Just One Thing with Geetha Iyer

Geetha Iyer’s essay “Money” gives us a shining glimpse into her grandmother while examining what it means to create a written portrait. Here she shares just one thing about the piece:

“There’s a version of my grandmother in my head that resembles a slumped over, melted-and-hardened candle, a posture of defeat because her body has defeated her. This is the person I mourned when I started writing ‘Money.’ But there’s this other version of her—I’m eighteen, she's visiting our house in Dubai, and I’ve come down the stairs to the kitchen in what I think is the coolest outfit in the world. Green khakis, a black, tight-fitting top with a glittery Chinese dragon on the front, long sleeves that have been slit to the shoulder so they hang loose under my arms like streaming ribbons. I’ve got this pendant on, it’s a brass medallion thing, enameled with some elaborate floral pattern on its convex side.

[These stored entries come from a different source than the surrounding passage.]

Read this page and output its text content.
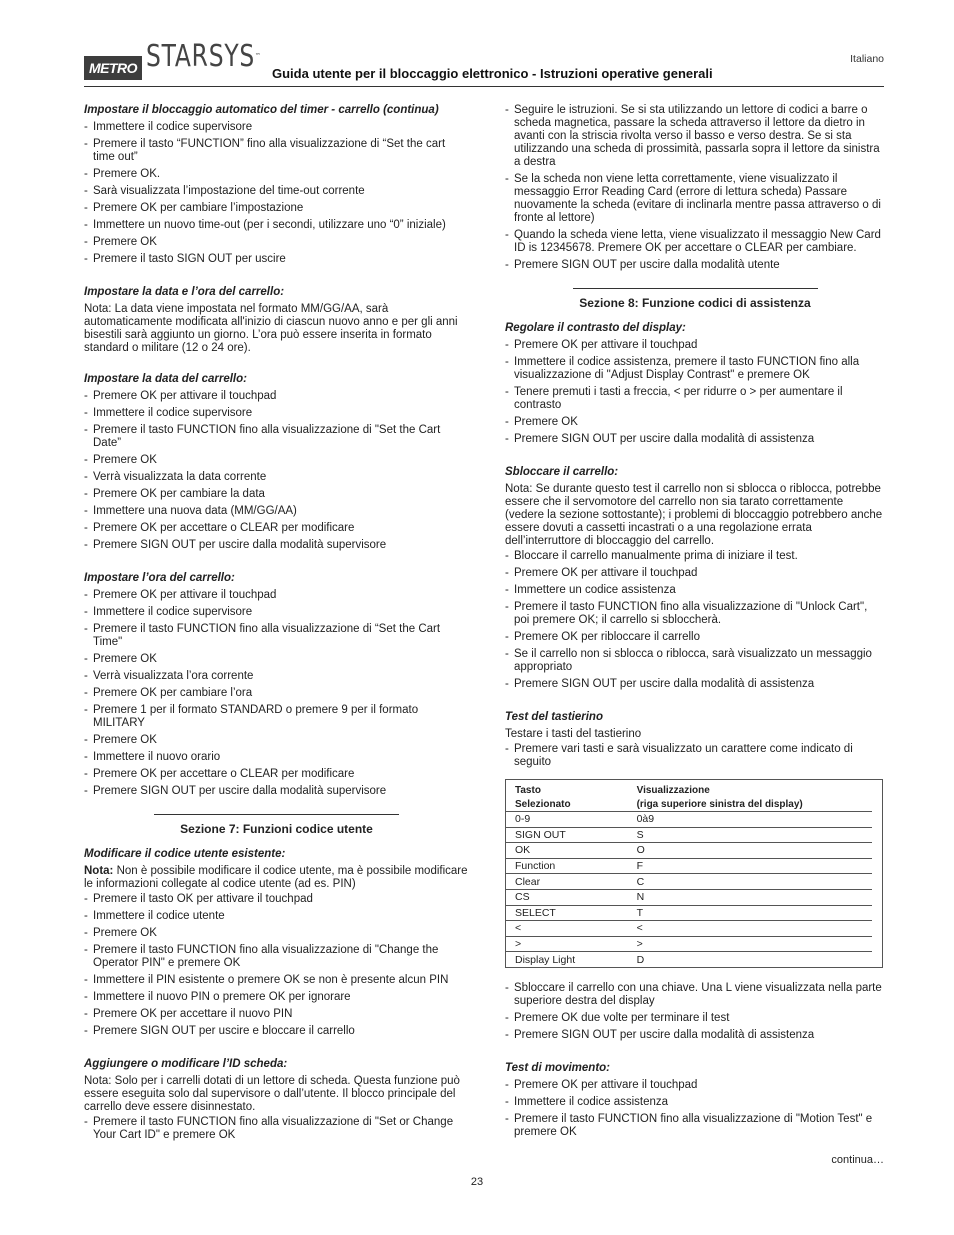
Italiano
METRO STARSYS™
Guida utente per il bloccaggio elettronico - Istruzioni operative generali
Impostare il bloccaggio automatico del timer - carrello (continua)
- Immettere il codice supervisore
- Premere il tasto “FUNCTION” fino alla visualizzazione di “Set the cart time out”
- Premere OK.
- Sarà visualizzata l’impostazione del time-out corrente
- Premere OK per cambiare l’impostazione
- Immettere un nuovo time-out (per i secondi, utilizzare uno “0” iniziale)
- Premere OK
- Premere il tasto SIGN OUT per uscire
Impostare la data e l’ora del carrello:
Nota: La data viene impostata nel formato MM/GG/AA, sarà automaticamente modificata all'inizio di ciascun nuovo anno e per gli anni bisestili sarà aggiunto un giorno. L’ora può essere inserita in formato standard o militare (12 o 24 ore).
Impostare la data del carrello:
- Premere OK per attivare il touchpad
- Immettere il codice supervisore
- Premere il tasto FUNCTION fino alla visualizzazione di "Set the Cart Date”
- Premere OK
- Verrà visualizzata la data corrente
- Premere OK per cambiare la data
- Immettere una nuova data (MM/GG/AA)
- Premere OK per accettare o CLEAR per modificare
- Premere SIGN OUT per uscire dalla modalità supervisore
Impostare l’ora del carrello:
- Premere OK per attivare il touchpad
- Immettere il codice supervisore
- Premere il tasto FUNCTION fino alla visualizzazione di “Set the Cart Time"
- Premere OK
- Verrà visualizzata l’ora corrente
- Premere OK per cambiare l’ora
- Premere 1 per il formato STANDARD o premere 9 per il formato MILITARY
- Premere OK
- Immettere il nuovo orario
- Premere OK per accettare o CLEAR per modificare
- Premere SIGN OUT per uscire dalla modalità supervisore
Sezione 7: Funzioni codice utente
Modificare il codice utente esistente:
Nota: Non è possibile modificare il codice utente, ma è possibile modificare le informazioni collegate al codice utente (ad es. PIN)
- Premere il tasto OK per attivare il touchpad
- Immettere il codice utente
- Premere OK
- Premere il tasto FUNCTION fino alla visualizzazione di "Change the Operator PIN" e premere OK
- Immettere il PIN esistente o premere OK se non è presente alcun PIN
- Immettere il nuovo PIN o premere OK per ignorare
- Premere OK per accettare il nuovo PIN
- Premere SIGN OUT per uscire e bloccare il carrello
Aggiungere o modificare l’ID scheda:
Nota: Solo per i carrelli dotati di un lettore di scheda. Questa funzione può essere eseguita solo dal supervisore o dall’utente. Il blocco principale del carrello deve essere disinnestato.
- Premere il tasto FUNCTION fino alla visualizzazione di "Set or Change Your Cart ID" e premere OK
- Seguire le istruzioni. Se si sta utilizzando un lettore di codici a barre o scheda magnetica, passare la scheda attraverso il lettore da dietro in avanti con la striscia rivolta verso il basso e verso destra. Se si sta utilizzando una scheda di prossimità, passarla sopra il lettore da sinistra a destra
- Se la scheda non viene letta correttamente, viene visualizzato il messaggio Error Reading Card (errore di lettura scheda) Passare nuovamente la scheda (evitare di inclinarla mentre passa attraverso o di fronte al lettore)
- Quando la scheda viene letta, viene visualizzato il messaggio New Card ID is 12345678. Premere OK per accettare o CLEAR per cambiare.
- Premere SIGN OUT per uscire dalla modalità utente
Sezione 8: Funzione codici di assistenza
Regolare il contrasto del display:
- Premere OK per attivare il touchpad
- Immettere il codice assistenza, premere il tasto FUNCTION fino alla visualizzazione di "Adjust Display Contrast" e premere OK
- Tenere premuti i tasti a freccia, < per ridurre o > per aumentare il contrasto
- Premere OK
- Premere SIGN OUT per uscire dalla modalità di assistenza
Sbloccare il carrello:
Nota: Se durante questo test il carrello non si sblocca o riblocca, potrebbe essere che il servomotore del carrello non sia tarato correttamente (vedere la sezione sottostante); i problemi di bloccaggio potrebbero anche essere dovuti a cassetti incastrati o a una regolazione errata dell’interruttore di bloccaggio del carrello.
- Bloccare il carrello manualmente prima di iniziare il test.
- Premere OK per attivare il touchpad
- Immettere un codice assistenza
- Premere il tasto FUNCTION fino alla visualizzazione di "Unlock Cart", poi premere OK; il carrello si sbloccherà.
- Premere OK per ribloccare il carrello
- Se il carrello non si sblocca o riblocca, sarà visualizzato un messaggio appropriato
- Premere SIGN OUT per uscire dalla modalità di assistenza
Test del tastierino
Testare i tasti del tastierino
- Premere vari tasti e sarà visualizzato un carattere come indicato di seguito
Tasto	Visualizzazione	
Selezionato	(riga superiore sinistra del display)	
0-9	0à9	
SIGN OUT	S	
OK	O	
Function	F	
Clear	C	
CS	N	
SELECT	T	
<	<	
>	>	
Display Light	D	
- Sbloccare il carrello con una chiave. Una L viene visualizzata nella parte superiore destra del display
- Premere OK due volte per terminare il test
- Premere SIGN OUT per uscire dalla modalità di assistenza
Test di movimento:
- Premere OK per attivare il touchpad
- Immettere il codice assistenza
- Premere il tasto FUNCTION fino alla visualizzazione di "Motion Test" e premere OK
continua…
23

She beckons me close. Picks up one of my dangling sleeves, pinches it back together again over my arm and makes a motion like, ‘You forgot to sew this up.’ Then she flips the brass pendant over to its concave side and says, ‘I could eat my dinner off this.’ She was too sharp for self-pity, too practical for elegies. ‘Money’ could be the length of a novel and I wouldn't come close to capturing who she was in life. ”

“In the spirit of grandmothers and grandkids: my three-year-old and my mum curled into each other on the sofa, trying to take a selfie. My kid's arm obscures her face because she's trying to press the camera button. My mum looks bemused.”